Two types of dynamics are considered for the reactants: diffusive and ballistic
propagation. It is shown that the effect of the boundary is quite different in
both cases: diffusion-reaction leads to a density excess, whereas ballistic
annihilation exhibits a density deficit, and in both cases the effect is not
localized at the boundary but penetrates into the system. The field-theoretic
renormalization group is used to obtain the universal properties of the density
excess in two dimensions and below for the reaction-diffusion system.
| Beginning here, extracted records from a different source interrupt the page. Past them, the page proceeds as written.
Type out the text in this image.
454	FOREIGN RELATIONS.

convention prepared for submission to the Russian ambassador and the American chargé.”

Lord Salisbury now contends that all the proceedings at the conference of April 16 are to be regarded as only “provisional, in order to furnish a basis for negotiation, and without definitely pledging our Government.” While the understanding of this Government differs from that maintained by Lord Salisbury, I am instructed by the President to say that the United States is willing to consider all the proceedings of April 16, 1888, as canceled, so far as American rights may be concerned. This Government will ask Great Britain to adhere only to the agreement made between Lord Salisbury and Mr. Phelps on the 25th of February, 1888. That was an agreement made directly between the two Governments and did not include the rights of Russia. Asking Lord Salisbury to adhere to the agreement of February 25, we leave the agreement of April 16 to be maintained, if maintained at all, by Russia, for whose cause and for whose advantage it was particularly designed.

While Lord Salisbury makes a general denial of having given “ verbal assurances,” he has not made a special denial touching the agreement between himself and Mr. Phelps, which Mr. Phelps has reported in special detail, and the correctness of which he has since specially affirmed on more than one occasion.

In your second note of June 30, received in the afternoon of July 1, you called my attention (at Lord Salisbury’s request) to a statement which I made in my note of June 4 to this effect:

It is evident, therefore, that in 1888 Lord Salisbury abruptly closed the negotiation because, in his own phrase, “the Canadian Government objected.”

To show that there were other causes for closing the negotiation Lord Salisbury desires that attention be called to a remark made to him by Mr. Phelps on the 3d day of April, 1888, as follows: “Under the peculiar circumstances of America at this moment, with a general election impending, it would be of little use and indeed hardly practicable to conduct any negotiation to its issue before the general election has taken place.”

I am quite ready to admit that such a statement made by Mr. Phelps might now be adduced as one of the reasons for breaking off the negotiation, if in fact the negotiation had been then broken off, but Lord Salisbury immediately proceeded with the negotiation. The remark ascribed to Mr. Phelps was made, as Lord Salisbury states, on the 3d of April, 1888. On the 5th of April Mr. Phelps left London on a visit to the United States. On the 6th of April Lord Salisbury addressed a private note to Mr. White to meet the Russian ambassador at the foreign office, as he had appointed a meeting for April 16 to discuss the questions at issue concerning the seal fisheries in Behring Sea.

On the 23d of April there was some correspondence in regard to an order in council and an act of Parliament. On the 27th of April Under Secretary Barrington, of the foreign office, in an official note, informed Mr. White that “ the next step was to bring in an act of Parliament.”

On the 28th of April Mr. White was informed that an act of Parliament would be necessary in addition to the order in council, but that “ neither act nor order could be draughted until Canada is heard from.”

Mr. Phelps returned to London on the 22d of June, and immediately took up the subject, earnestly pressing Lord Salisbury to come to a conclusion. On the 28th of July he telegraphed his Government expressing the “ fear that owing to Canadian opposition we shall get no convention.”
In one
dimension the excess decays with the same exponent as the bulk and is found by
an exact solution. In two dimensions the excess is marginally less relevant
than the bulk decay and the density profile is again found exactly for late
times from the RG-improved field theory. The results obtained for the diffusive
case are relevant for Mg or Cd doping in the TMMC crystal's
exciton coalescence process and also imply a surprising result for the dynamic
magnetization in the critical one-dimensional Ising model with a fixed spin.
For the case of ballistic reactants, a model is introduced and solved exactly
in one dimension. The density-deficit profile is obtained, as is the density of
left and right moving reactants near the impenetrable boundary.Comment: to appear in J. Phys.